Hacker News new | ask | show | jobs
by misterbowfinger 3501 days ago
This is going to sound bizarre, but why do webhooks and not just an AMQP queue? I get that receiving HTTP POSTs is easier, but it just seems better to setup a publisher/subscriber relationship. That way, if a subscriber goes down, they can always catch up. And publishers can allow messages to sit in the queue with a TTL and max_size. It seems like a win-win for everyone.
5 comments

It's not AMQP (sadly) but something I've done previously is to have the actual webhook endpoint be as dumb as possible, doing nothing but accepting the payload (maybe with some very high level validation that the request was expected) and pushing it into a real queueing system.

This means you can handle all sorts of failure modes, not just the backend going down, but also bugs in the consumer that would otherwise result in losing the request.
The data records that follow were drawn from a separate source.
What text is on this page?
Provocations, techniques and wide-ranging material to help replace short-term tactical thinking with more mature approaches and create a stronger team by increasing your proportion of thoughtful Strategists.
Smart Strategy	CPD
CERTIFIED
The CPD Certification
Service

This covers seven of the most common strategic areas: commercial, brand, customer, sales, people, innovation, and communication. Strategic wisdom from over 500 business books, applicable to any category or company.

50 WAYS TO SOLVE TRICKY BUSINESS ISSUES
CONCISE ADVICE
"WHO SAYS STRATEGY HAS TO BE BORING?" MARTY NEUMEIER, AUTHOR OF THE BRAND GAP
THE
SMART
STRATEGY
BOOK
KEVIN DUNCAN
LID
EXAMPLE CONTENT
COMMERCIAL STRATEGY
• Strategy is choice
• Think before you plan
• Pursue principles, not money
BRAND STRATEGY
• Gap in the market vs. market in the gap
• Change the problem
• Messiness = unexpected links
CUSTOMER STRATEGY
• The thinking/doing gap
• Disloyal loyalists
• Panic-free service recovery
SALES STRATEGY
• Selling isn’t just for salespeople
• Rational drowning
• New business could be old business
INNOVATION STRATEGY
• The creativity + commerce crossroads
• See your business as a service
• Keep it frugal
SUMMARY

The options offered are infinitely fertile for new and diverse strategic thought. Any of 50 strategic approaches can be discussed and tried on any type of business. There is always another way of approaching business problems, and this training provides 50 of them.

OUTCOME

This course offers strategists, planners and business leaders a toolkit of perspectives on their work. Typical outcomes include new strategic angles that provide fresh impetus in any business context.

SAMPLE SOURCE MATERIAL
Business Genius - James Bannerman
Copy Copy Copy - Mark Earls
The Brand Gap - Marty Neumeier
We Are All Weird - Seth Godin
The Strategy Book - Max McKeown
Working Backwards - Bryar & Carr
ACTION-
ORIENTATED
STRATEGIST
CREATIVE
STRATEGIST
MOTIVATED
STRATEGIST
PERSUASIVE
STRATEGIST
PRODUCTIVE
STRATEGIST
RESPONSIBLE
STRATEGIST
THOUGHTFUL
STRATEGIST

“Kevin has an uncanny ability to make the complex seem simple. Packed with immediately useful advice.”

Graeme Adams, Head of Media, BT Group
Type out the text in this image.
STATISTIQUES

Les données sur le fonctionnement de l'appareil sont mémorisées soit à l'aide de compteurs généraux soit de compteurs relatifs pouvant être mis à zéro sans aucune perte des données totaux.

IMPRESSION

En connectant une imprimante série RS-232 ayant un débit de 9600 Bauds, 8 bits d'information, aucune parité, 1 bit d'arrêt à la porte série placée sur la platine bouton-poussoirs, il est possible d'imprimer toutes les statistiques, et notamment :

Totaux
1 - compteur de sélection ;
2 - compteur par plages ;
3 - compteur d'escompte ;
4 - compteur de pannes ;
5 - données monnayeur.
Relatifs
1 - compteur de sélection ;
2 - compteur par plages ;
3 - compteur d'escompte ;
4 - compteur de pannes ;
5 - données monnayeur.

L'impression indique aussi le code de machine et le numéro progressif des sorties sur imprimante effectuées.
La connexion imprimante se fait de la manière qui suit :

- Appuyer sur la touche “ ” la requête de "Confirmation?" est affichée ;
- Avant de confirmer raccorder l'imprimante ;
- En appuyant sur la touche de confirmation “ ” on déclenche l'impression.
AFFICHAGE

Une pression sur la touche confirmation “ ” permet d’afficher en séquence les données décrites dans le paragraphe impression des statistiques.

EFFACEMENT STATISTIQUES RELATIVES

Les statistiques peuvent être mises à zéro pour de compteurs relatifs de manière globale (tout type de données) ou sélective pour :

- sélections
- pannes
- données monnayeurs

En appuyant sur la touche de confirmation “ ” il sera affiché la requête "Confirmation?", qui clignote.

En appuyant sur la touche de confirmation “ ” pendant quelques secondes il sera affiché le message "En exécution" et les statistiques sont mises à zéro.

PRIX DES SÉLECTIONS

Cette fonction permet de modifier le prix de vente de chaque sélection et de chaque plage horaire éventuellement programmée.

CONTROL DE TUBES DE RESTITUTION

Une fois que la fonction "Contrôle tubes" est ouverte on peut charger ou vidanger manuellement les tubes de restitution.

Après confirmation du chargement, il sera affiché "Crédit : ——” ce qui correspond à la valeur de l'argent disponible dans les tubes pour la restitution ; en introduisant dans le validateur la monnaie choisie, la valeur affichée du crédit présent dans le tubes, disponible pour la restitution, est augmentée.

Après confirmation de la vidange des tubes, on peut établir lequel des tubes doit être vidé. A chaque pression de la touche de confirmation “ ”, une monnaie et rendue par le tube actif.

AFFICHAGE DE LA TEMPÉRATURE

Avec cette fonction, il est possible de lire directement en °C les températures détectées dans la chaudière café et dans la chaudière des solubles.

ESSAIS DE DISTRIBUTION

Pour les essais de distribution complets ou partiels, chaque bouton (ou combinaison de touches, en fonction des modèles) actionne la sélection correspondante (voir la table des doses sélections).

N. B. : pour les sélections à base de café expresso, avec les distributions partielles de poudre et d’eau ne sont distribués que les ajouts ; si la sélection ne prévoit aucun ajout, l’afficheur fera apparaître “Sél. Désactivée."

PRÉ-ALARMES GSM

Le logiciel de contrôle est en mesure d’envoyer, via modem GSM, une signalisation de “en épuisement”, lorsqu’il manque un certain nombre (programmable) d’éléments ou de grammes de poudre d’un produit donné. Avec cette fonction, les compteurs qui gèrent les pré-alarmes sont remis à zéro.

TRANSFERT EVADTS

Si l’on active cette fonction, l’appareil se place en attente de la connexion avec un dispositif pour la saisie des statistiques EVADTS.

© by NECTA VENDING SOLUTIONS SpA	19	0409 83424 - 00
I've not tried it, but I imagine this is a pretty good usecase for AWS Lambda as it's a small bit of glue code.

I've used the same basic concept for accepting payment-received notifications (from a http redirect based payment gateway):

Read the transaction ID from the request body, and store it (with a date/time) in a table. A periodic process later checks them, and uses the payment service's API to validate the payment is valid and take appropriate action.

Shameless plug: https://requesthub.xyz is ideal for these cases.
That's pretty awesome, thanks for the tip.
One difference is in "dead connection detection". How do you know that your AMQP connection is down? At some level you're polling, whether that be TCP keepalive, application keepalive or something else.

If you're doing polling, you're actually back at the same pre-webhook place - polling their server on some timescale which is a compromise between latency and load.

Yes, a TCP keepalive is generally cheaper than an HTTP long poll request, but only by a constant factor.

It's a whole lot simpler to do secure cross-organization HTTP requests than it is to figure out how to have multiple AMQP subscribers from untrusted companies.
Though this is an approach worth considering for a bunch of local services, at least a subset of them, I don't see it working with 3rd party APIs. Consider something like Stripe — it is probably far more straightforward to invoke some HTTP endpoints, than to set up a huge infrastructure with millions persistent client connections.
Agreed. I believe that AMQP connections are best suited for wide and articulated local environments. Moreover REST HTTP endpoints are today's esperanto :)
Because anyone can throw another route onto port 443 if you already host a website. A non-HTTP protocol running on a dedicated port, despite often being a superior solution, requires extra effort to set up, if the hosting environment even provides that option.